On Thursday, billionaire tech innovator Elon Musk amused the world during his appearance at the annual Code Conference in Southern California with banter that many say walked the line between brilliance and psychosis.
The innovator suggested that there is a one-in-a-billion chance that our existence is a reality game played by a higher form of being, and called for universal brain transplants to prevent robot overlords from overtaking humanity, among other bizarre and whimsical commentary.
"I don’t love the idea of being a house cat," the entrepreneur declared, before saying that humans will be oppressed by artificial intelligence (AI) in a matter of years.
Musk proposed the implantation of "neural lace," a mesh substance that fits onto a brain to provide ordinary people with supercomputing attributes.
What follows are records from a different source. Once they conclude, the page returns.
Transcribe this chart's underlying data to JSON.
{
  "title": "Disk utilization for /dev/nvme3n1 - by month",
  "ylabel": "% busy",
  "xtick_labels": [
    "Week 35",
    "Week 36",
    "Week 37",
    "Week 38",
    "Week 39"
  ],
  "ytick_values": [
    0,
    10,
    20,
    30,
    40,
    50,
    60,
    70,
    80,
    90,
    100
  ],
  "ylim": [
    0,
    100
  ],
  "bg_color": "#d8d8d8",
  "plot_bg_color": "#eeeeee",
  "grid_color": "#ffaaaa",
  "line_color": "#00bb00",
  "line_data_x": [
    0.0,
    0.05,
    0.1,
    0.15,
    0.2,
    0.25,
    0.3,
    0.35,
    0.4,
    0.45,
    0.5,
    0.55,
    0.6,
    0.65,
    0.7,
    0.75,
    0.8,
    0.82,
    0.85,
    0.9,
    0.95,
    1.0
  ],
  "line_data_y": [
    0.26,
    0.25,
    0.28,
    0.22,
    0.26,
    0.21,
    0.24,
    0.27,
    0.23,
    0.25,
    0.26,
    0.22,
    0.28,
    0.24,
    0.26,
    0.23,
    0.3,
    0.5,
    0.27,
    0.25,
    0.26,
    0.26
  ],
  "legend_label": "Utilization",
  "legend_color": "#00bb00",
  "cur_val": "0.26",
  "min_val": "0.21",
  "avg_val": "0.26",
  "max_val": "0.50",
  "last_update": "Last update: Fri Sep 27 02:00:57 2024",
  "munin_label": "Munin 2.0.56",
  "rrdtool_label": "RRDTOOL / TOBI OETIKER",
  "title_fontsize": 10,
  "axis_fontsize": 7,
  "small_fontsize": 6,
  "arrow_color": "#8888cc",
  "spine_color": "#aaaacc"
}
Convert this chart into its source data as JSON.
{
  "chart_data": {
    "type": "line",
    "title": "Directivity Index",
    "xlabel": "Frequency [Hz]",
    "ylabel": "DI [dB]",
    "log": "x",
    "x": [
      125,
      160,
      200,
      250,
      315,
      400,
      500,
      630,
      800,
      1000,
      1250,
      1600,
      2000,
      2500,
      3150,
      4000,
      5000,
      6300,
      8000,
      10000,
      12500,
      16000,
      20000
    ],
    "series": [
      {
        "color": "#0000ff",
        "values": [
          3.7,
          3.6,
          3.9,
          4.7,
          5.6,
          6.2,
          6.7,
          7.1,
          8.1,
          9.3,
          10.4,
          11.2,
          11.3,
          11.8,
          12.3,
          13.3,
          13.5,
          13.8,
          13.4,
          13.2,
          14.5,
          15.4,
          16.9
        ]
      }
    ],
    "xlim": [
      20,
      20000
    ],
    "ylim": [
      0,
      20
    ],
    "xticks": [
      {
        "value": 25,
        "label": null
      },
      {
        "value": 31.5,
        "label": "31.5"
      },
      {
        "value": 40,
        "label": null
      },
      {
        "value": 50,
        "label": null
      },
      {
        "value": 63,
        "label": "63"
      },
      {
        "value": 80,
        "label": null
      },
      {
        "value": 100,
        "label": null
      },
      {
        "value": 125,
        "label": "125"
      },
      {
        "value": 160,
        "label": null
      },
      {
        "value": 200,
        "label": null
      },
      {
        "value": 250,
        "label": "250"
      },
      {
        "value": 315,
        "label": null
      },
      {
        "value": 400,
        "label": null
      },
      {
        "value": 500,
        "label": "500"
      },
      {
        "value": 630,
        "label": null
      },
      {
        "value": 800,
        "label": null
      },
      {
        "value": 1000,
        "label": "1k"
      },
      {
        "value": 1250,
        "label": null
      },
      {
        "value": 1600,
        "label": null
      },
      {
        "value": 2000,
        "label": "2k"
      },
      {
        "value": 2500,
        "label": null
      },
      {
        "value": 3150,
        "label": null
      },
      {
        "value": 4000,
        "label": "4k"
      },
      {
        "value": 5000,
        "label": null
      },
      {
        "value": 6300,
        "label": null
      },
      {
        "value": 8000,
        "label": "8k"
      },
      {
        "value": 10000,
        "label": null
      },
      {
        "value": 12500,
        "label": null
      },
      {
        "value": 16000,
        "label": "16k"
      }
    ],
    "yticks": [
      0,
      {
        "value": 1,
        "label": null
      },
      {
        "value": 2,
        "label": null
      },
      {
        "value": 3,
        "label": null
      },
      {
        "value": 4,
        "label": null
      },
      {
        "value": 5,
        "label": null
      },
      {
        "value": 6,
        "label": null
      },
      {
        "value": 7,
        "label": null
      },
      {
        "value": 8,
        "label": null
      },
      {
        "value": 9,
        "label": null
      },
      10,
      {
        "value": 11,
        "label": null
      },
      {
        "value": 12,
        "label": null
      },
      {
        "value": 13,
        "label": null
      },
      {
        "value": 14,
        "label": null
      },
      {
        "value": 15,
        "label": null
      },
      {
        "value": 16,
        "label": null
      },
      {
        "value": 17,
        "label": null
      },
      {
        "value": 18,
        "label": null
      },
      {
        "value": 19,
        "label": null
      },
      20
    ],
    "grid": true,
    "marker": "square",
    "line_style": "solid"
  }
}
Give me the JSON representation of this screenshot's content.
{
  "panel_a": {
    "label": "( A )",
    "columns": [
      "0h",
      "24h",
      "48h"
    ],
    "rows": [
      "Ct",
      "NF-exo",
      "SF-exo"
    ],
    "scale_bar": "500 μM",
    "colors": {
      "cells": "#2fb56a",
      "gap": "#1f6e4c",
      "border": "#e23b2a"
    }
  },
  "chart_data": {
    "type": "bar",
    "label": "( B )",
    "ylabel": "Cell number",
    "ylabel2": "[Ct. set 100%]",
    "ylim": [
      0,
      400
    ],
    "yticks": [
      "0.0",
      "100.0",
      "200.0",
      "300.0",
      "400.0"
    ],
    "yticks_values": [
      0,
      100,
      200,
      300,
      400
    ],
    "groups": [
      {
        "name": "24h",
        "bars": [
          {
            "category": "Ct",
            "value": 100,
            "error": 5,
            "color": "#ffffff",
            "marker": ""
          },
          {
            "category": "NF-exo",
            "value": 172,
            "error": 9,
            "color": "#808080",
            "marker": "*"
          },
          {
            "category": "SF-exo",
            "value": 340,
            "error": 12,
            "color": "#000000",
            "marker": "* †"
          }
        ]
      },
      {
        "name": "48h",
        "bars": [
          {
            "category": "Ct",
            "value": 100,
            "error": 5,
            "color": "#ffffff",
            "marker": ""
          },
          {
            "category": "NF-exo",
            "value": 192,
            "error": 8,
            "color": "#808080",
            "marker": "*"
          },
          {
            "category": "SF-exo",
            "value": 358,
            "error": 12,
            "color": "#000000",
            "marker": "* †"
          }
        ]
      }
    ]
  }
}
The lace would be transplanted into humans, he suggests, by means of a syringe, with no surgery necessary.
In addition to creating his personal version of X-Men, Musk questioned human existence, pointing to advances in the gaming industry. In forty years since the release of the first video game, he observed, humans now have lifelike video game graphics and nascent virtual reality environments. "If you assume any rate of improvement at all, then games will become indistinguishable from reality."
Musk extrapolated tech advances to state that, "There’s a one in a billion chance we’re in base reality," suggesting that we are avatars in alien games.
The tech CEO believes that humans (or the aliens animating us through remote command) will arrive on Mars by 2025, several decades before even the most optimistic government assessment.
Musk developed SpaceX in 2002 with the goal of "enabling people to live on other planets," and in April announced that the company’s first unmanned mission to Mars would launch in 2018 using his company’s Falcon heavy rocket. He said he is motivated to live long enough to die on Mars, which he believes will be colonized by humans who seek a direct, rather than a representative, democracy.
The colorful business leader, best known for his sleek Tesla electric cars, may sound like a rambling lunatic at times, but his far-out ideas could move our society to the Final Frontier.